Matthew e Michael Clark sono due fratelli e entrambi soffrono di leucodistrofia terminale, una malattia che inverte gli effetti del comportamento e li fa comportare come bambini.
La storia ricorda molto il film con Brad Pitt, Il curioso caso di Benjamin Button, dove il protagonista, invece di crescere e invecchiare, regrediva fino a tornare bambino. Ed è stato così anche per i Clark: sono stati costretti a tornare a vivere dai loro genitori perché la patologia li fa comportare come bambini, nonostante abbiano 39 e 42 anni.
La leucodistrofia fa parte di un gruppo di disturbi neurologici causati da danni alla guaina mielinica, la pellicola di protezione che circonda le fibre nervose nel cervello. Quando le terminazioni nervose sono danneggiate, il cervello smette di inviare messaggi corretti e il corpo non è più in grado di eseguire funzioni di base come camminare, parlare e deglutire.
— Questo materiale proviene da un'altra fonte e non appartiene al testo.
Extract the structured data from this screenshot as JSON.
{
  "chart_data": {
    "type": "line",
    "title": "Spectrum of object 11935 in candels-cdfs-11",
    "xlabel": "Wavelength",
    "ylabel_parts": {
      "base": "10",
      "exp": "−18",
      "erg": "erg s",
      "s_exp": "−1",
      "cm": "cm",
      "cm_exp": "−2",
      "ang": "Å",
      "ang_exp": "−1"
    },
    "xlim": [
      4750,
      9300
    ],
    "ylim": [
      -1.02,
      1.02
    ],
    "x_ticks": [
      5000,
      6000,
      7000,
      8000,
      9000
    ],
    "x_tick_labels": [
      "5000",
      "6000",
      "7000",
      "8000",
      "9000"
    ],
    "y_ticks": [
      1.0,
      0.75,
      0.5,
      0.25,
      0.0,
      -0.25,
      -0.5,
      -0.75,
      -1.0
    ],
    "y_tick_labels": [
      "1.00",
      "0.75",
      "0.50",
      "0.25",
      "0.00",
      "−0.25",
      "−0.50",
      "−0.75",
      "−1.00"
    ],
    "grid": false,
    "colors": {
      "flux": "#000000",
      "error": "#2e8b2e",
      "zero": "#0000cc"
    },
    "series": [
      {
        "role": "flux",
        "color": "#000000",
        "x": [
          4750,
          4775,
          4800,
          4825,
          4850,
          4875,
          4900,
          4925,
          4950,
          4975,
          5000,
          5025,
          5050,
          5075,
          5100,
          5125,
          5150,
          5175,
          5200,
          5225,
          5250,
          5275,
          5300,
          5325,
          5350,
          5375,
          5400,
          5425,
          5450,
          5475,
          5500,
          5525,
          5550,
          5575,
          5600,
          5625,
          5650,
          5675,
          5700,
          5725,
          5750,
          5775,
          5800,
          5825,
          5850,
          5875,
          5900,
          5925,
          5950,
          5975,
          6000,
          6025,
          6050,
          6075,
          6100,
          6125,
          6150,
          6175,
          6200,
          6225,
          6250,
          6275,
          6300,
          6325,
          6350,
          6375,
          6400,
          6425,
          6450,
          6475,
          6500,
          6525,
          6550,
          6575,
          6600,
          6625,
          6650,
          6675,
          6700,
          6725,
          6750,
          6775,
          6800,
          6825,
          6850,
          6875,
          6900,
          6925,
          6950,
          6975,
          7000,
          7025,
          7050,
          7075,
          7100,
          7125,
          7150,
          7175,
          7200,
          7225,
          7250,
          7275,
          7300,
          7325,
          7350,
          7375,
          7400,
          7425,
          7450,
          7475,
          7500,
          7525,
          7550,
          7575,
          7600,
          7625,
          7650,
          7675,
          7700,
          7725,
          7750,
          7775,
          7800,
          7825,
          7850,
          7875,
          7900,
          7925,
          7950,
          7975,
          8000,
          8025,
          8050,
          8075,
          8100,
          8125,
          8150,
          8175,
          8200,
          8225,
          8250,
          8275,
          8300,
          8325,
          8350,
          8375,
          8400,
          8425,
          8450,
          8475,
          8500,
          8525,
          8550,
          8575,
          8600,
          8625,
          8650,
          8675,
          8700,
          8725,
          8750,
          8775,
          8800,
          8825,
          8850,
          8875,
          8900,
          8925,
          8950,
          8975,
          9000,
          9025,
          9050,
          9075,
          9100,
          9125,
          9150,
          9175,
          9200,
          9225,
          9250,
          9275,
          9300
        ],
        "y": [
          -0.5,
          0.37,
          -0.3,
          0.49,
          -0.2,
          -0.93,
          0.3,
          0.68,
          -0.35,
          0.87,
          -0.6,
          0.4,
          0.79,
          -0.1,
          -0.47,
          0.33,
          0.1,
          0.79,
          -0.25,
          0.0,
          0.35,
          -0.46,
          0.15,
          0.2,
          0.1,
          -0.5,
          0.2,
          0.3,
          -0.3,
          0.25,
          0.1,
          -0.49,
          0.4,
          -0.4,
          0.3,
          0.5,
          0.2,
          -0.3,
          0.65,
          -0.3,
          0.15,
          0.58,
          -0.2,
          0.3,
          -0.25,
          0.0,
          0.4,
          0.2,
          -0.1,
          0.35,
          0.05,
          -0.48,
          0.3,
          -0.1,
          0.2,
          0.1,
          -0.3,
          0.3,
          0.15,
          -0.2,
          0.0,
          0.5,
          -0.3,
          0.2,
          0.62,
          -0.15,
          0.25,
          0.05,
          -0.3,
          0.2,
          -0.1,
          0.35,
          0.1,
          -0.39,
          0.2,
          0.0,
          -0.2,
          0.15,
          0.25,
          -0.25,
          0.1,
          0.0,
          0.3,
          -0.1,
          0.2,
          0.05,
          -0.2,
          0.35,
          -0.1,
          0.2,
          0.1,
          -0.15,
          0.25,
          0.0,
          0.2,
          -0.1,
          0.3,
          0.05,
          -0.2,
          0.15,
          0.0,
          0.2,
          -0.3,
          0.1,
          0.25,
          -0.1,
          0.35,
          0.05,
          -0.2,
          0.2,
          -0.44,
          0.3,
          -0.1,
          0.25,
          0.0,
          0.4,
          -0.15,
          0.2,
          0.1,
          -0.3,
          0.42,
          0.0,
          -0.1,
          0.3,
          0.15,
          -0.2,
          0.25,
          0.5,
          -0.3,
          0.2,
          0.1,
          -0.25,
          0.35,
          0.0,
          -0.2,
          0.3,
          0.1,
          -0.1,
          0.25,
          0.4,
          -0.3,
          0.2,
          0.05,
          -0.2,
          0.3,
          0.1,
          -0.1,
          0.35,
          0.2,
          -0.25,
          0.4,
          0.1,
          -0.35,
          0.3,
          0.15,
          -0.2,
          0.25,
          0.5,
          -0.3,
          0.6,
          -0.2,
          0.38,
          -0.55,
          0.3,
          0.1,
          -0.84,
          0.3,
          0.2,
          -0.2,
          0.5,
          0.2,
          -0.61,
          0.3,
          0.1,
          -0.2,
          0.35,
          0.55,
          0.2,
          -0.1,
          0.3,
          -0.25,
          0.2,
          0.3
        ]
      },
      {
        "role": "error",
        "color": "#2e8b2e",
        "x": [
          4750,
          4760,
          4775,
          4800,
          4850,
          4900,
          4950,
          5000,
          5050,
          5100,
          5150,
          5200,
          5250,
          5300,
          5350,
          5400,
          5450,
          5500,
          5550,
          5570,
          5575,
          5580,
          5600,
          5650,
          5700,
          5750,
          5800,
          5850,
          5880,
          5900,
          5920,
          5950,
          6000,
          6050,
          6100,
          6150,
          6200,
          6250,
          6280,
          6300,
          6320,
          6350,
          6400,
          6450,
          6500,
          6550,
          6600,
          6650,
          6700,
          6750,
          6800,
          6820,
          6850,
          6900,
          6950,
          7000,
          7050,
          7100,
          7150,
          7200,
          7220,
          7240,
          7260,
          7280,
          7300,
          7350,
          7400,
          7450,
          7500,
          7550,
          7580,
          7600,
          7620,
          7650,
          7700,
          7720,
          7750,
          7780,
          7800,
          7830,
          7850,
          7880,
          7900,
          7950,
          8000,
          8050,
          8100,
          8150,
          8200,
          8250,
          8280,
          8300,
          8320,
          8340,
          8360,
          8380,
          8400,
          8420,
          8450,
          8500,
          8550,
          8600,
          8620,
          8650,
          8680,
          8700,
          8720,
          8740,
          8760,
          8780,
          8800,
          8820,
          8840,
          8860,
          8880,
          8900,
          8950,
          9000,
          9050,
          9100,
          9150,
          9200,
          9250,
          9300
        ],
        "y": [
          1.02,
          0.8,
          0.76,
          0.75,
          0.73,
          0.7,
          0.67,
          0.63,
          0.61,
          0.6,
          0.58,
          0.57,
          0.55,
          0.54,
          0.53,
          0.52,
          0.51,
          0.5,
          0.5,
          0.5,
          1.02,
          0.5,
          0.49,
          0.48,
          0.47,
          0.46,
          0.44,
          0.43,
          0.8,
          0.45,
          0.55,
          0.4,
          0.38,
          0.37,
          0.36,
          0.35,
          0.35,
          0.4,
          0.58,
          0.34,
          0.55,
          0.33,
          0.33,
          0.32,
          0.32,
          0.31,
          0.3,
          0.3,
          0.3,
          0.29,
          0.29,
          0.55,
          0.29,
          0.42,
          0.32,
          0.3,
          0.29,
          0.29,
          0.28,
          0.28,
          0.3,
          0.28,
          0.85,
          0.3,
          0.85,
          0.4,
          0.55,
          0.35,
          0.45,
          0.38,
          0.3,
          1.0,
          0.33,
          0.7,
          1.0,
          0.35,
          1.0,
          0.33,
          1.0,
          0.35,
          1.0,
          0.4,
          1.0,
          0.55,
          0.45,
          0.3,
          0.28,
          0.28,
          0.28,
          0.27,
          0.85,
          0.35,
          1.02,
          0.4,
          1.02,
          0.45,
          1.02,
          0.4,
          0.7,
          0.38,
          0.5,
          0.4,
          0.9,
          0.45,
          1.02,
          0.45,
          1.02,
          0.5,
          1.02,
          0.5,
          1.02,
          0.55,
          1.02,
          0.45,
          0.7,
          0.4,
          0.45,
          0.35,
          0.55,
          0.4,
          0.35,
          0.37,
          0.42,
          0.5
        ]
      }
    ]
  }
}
Su Mirror si legge che il 42enne Michael, ormai ex militare, si calcola abbia ora l’età mentale di un bambino di 10 anni, mentre il più piccolo, Matthew, già operaio e con una figlia di 19 anni a sua volta in attesa di un bebè, è finito senza un tetto dopo aver perso il lavoro e dopo aver subito lo sfratto proprio a causa della malattia.
I genitori dei due sfortunati fratelli, Anthony Clark, 63, e sua moglie Christine, 61, hanno dichiarato di aver sofferto terribilmente nel vedere crescere e allo stesso tempo regredire i loro figli in un totale senso di impotenza.